Awesome Writing Advice to Ignore Completely

ACFW Advice, Authors and writing, Friends of ACFW, writing 7 Comments

By Dana Mentink

Advice is worth what you pay for it, as my father would say. Famous writers are brimming with advice. Let’s take the subject of inspiration. Author Frank McCourt said in a Writer’s Digest issue, “Sit and quiet yourself. Luxuriate in a certain memory and the details will come. Let the images flow.” Luxuriate? Frank must not have been trying to corral two daughters, a dog, and on the odd days, a roomful of third graders. There is no luxuriating in Mentink land. If I finish the coffee all the way to the bottom, I call that a win! With a limited amount of time at my disposal, I prefer the thoughts of the late Andy Rooney. “My advice is to not wait to be struck by an idea. If you’re a writer, you sit down and (expletive deleted) well decide to have an idea. That’s the way to get an idea.”

And then there’s the whole confidence thing. Writers must put their tender words on a page and hand it over to the wood chippers of the world. You have to have a certain level of belief in self to survive the reviews that will inevitably reduce you to splinters, but really, even after thirty five or so books, I still doubt my abilities. I finish a novel pretty sure that it’s either a work of staggering genius, or fit to line the bottom of the parakeet cage. Oddly, I enjoy the quote from author John Toland because it’s so TOTALLY NOT me. Toland says, “I’ve always had complete confidence in myself. When I was nothing, I had complete confidence. There were 10 guys in my writing class at Williams College who could write better than I. They didn’t have what I have which is guts.” I just adore that strong self image, but frankly, I ain’t got that. I remind myself that each novel is the best product I can produce at the time in which I sat down to bang it out. This is not John Toland, but God made me to be Dana Mentink, doubts, worries and all.

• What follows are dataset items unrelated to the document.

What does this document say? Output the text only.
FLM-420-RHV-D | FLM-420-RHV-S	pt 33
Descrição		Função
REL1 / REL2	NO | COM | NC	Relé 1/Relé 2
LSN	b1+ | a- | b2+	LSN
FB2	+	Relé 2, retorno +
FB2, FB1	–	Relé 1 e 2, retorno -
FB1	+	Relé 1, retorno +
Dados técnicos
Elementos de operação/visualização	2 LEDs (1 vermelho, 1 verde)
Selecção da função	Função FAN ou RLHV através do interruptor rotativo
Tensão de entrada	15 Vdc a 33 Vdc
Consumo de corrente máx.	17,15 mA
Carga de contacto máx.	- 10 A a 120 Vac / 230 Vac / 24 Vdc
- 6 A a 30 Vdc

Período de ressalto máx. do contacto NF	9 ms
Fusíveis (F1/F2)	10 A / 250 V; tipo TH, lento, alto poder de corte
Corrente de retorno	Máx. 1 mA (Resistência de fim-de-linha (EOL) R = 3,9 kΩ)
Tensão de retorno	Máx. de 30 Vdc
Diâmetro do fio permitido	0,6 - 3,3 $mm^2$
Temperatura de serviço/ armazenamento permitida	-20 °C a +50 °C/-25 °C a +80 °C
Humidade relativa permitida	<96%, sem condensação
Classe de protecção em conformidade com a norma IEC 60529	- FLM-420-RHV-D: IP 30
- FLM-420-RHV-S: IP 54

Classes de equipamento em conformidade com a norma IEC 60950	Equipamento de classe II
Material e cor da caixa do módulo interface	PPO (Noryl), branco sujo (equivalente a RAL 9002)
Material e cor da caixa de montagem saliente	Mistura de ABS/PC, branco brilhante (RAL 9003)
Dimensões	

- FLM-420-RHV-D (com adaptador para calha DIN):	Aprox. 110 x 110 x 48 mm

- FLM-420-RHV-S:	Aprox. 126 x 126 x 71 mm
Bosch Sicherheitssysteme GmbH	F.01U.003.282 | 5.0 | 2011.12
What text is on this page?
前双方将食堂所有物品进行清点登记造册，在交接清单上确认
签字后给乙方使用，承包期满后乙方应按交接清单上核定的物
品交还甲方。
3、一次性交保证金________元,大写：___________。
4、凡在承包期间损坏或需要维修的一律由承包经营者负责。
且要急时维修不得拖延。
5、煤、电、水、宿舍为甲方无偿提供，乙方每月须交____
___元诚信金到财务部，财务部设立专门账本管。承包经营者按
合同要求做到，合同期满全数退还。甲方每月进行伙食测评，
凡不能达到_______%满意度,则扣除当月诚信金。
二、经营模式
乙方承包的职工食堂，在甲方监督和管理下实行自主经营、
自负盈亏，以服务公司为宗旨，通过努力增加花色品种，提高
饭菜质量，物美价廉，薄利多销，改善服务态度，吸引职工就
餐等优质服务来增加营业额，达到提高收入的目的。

Last of all, there is plenty of advice floating around about the old outlining vs. seat of the pants writing. Robert Ludlum says, “To a great degree, much of the structure has got to come naturally out of the writing.” Well, that probably works great for an “A list” writer like Ludlum, but me? I have to sell a book based on a well crafted outline and sample chapters. My editor wants to know up front what the book is going to be about, so I can’t really write it first, then worry about the outline.

So it’s true what my father says that advice is worth what you pay for it. In writing as in life, we have to make our own way, working with our God given talents and shortcomings. After all, God made only one of each of us, and He’s the greatest author of all time, isn’t He?

Dana Mentink is a two time American Christian Fiction Writers Carol Award winner, a Romantic Times Reviewer’s Choice Award and a Holt Medallion winner. She is a national bestselling author of over thirty five titles in the suspense and lighthearted romance genres. She is pleased to write for Harlequin’s Love Inspired Suspense, Harlequin Heartwarming and Harvest House. Besides writing, she busies herself teaching third grade. Mostly, she loves to be home with Papa Bear, Yogi, Boo Boo, a nutty terrier, a chubby box turtle and a feisty parakeet.




Comments 7

  1. Wise words, Dana. As the late Grady Nutt put it in his little book (now out of print), Being Me, “I am me…and I am good…’cause God don’t make no junk.” Thanks for sharing.

  2. I’m not sure how often I “luxuriate” when I write. But Frank McCourt suggesting that as part of the process gave me a good laugh — and that’s a great way to relieve tension, which is just what I needed. Terrific post, Dana.